US 12,216,547 B1
Granular data source identification for obtaining deduplication storage efficiency within a clustered environment
Abhishek Rajimwale, San Jose, CA (US); George Mathew, Belmont, CA (US); Murthy Mamidi, San Jose, CA (US); and Donna Barry Lewis, Holly Springs, NC (US)
Assigned to EMC IP Holding Company LLC, Hopkinton, MA (US)
Filed by EMC IP Holding Company LLC, Hopkinton, MA (US)
Filed on Aug. 21, 2019, as Appl. No. 16/547,234.
Int. Cl.
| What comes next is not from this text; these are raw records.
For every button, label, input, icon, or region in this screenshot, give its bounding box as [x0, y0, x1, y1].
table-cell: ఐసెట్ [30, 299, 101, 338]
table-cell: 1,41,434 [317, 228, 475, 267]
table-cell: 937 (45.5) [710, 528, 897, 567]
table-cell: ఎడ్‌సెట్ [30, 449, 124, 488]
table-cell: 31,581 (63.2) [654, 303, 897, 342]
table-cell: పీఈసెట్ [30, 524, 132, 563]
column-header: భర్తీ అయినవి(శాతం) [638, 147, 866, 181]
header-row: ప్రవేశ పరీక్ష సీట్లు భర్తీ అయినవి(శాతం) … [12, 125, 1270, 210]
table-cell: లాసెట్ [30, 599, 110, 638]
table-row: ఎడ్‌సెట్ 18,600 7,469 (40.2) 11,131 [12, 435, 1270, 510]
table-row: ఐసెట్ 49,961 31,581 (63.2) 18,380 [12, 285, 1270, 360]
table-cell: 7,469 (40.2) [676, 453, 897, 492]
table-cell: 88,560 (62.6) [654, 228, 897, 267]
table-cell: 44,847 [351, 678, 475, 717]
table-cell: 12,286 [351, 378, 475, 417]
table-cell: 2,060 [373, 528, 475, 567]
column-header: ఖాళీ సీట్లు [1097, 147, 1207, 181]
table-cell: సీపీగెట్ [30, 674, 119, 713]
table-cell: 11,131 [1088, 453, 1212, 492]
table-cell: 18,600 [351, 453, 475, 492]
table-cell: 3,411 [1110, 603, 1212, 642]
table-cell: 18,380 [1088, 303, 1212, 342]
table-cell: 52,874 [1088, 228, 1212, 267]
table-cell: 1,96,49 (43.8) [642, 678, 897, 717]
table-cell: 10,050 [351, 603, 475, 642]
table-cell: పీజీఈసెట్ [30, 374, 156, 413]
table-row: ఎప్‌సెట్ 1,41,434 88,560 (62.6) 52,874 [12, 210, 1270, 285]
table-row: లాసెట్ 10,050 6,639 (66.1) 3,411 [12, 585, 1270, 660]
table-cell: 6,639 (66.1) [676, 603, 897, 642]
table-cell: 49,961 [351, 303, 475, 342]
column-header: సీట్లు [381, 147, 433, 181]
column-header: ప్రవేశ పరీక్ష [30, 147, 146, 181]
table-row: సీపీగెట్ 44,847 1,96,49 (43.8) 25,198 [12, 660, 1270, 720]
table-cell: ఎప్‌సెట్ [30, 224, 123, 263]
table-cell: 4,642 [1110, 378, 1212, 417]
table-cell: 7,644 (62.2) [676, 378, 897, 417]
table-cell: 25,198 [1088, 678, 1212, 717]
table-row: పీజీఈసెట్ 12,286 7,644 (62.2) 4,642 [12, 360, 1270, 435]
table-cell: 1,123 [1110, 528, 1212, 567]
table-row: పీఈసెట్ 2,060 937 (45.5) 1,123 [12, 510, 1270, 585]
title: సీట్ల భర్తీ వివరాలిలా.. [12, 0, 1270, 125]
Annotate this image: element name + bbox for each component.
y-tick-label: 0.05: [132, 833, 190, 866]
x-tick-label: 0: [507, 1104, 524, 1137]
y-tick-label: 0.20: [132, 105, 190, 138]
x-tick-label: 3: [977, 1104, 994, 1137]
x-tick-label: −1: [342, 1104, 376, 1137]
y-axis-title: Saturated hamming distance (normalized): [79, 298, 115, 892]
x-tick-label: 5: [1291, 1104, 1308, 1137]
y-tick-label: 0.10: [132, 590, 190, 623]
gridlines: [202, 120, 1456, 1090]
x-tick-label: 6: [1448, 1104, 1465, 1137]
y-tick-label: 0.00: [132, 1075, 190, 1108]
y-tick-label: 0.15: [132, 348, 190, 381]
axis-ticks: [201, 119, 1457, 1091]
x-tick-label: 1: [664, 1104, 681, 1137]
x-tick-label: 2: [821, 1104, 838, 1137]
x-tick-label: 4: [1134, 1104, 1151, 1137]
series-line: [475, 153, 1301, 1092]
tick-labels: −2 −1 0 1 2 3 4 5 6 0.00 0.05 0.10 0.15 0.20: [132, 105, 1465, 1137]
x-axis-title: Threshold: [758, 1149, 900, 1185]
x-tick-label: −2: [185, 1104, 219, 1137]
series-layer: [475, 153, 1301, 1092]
G06F 11/14 (2006.01); G06F 16/174 (2019.01)
CPC G06F 11/1453 (2013.01) [G06F 16/1748 (2019.01); G06F 2201/84 (2013.01)] 20 Claims
OG exemplary drawing
 
1. A system comprising:
one or more processors; and
a non-transitory computer readable medium storing a plurality of instructions, which when executed, cause the one or more processors to:
receive, at a backup system, data to be backed up from a first data source and a second data source through a client system to a cluster storage system as part of a backup process, the first data source and the second data source being components of the client system;
determine, at a backup system, a plurality of portions of the received data as a basis for creating a plurality of backup files to be provided to the cluster storage system by analyzing the received data as part of the backup process, the portions including at least a first portion of the received data that is to be used to create a first backup file;
obtain, at the backup system from the client system, first data source information for the first portion of the data by querying the components of the client system as part of the backup process in response to determining the first portion is a basis for creating the first backup file, the first data source information including an identity of a device that is a component of the client system and is identified as the first data source from which the first portion of the data was obtained;
generate, at the backup system, a first data source identifier associated with the first portion of data based on the obtained first data source information associated with the first data source as part of the backup process; and
provide, by the backup system, the first data source identifier and the first portion of data to the clustered storage system, the first data source identifier used by the clustered storage system to determine a first destination storage node for the first backup file created using the first portion of data, the first destination storage node storing backup files of data from the first data source.